The point I'm making is that what works for you doesn't necessarily work for me, and in fact may make my life harder -- the convention you have picked does not degrade gracefully in my case. (Sorry if that sounded confrontational -- by 'you' and 'me' I mean 'one person' and 'someone else'). Rather than get mixed up in the politics of all this, Django is just extension neutral. Authors are free to pick conventions that suit them and their tools. If you receive files from someone else, you have to live with their conventions (just like living with tabs vs spaces in code files), or use tools which will minimise the pain.

in reply to:  16 comment:17 by Allan Odgaard, 18 years ago

Replying to lukeplant:

Luke, our disagreement, based on your response, is only on what we consider the primary type of the file.

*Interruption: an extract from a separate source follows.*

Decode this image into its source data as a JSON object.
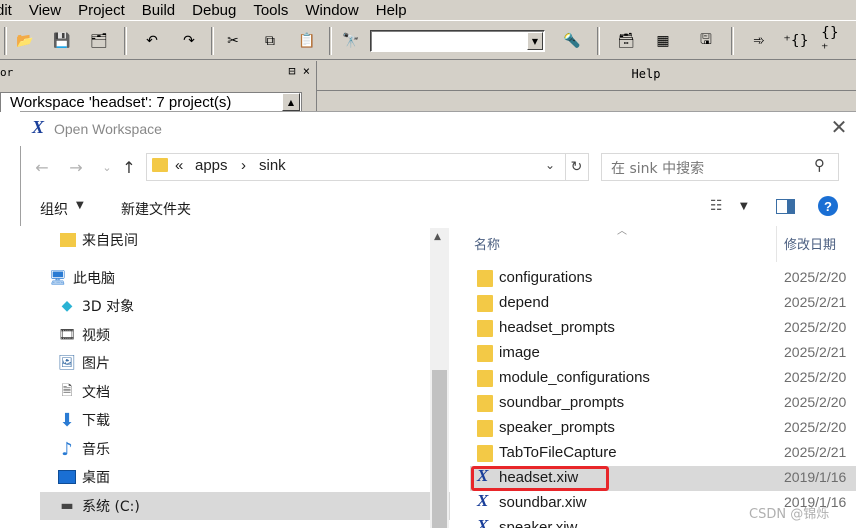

This ticket is requesting a default extension for Django files, this could be in the form of “django.html”, “django.css”, etc. — personally I would swap the order, but this is a separate issue, and of much less significance than the actual issue of having a default extension.

ASP, ColdFusion, ERb / RHTML, Mason, PHP, and all the other popular template languages (mostly used with HTML) recognize the value in having programs be able to recognize the file type. Why does the Django community not see the value in out of the box Django support from text editors and the likes?